Virginia bills would prohibit ‘texting,’ talking on the phone while driving

| 12/5/2008

Two efforts offered for consideration in Virginia during the 2009 regular session would prohibit drivers from text messaging and chatting on the phone while driving.

Delegate Algie Howell Jr., D-Norfolk, has prefiled a bill – HB1615 – for consideration during the session that begins Jan. 14 to make it illegal for people to operate a motor vehicle while reading, typing or sending text messages on an electronic wireless device, such as a BlackBerry.

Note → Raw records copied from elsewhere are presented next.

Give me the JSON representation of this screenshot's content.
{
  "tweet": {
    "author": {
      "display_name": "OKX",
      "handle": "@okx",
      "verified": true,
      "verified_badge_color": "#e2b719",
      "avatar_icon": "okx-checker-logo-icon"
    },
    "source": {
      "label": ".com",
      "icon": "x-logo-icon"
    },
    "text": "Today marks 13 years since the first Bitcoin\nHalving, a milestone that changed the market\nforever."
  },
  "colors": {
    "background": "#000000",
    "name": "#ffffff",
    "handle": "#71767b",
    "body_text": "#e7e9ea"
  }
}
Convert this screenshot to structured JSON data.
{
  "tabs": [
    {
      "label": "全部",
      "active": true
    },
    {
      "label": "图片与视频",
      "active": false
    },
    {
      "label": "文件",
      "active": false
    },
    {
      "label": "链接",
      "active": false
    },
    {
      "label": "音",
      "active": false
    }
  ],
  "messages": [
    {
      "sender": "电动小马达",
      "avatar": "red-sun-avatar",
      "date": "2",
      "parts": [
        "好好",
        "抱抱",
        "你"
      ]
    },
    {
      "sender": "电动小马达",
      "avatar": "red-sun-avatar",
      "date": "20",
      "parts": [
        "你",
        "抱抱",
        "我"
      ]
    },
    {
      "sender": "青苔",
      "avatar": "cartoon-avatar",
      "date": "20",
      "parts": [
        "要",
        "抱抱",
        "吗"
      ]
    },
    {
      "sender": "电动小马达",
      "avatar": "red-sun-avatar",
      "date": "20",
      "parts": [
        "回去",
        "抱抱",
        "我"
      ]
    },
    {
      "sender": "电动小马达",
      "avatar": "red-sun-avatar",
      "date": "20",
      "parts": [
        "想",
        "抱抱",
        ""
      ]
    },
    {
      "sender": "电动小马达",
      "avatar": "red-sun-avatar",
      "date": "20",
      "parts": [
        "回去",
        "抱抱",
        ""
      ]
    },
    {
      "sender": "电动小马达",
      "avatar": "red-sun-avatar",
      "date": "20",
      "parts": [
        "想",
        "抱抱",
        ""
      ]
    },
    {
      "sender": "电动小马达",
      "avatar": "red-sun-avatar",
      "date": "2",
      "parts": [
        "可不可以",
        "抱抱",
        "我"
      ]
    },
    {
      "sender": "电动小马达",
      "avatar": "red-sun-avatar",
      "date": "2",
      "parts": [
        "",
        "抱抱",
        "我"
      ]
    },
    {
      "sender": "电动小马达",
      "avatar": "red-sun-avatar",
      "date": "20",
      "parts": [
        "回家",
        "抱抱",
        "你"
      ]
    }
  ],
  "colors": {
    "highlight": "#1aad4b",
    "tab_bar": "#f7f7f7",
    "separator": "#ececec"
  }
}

For good measure, the ban also would apply to bicyclists as well as moped and motorcycle drivers. Violators would face fines of $20. Repeat offenders would face $50 fines.

Exceptions would be made for emergency calls.

Attempts nationwide to curb the practice of using the devices while driving have picked up steam in the past couple of years. Advocates for the ban cite a Nationwide Mutual Insurance survey that found one in five drivers “texting” while driving. That number nearly doubles for drivers aged 18 to 27.

Virginia law already prohibits drivers under 18 from using any wireless devices while driving. But the ban doesn’t extend to adults.

Adults would be included in a separate bill. Delegate Bobby Mathieson, D-Virginia Beach, is the sponsor of a measure – HB904 – that would ban hand-held cell phone use while driving. Talking on a phone equipped with a hands-free device would still be permitted.

Exceptions would be made for emergency calls.

California, Connecticut, New York, New Jersey and Washington are the only states that ban all drivers from using hand-held phones. The California, New Jersey and Washington state laws also prohibit text messaging. Alaska and Minnesota recently approved their own bans on text messaging.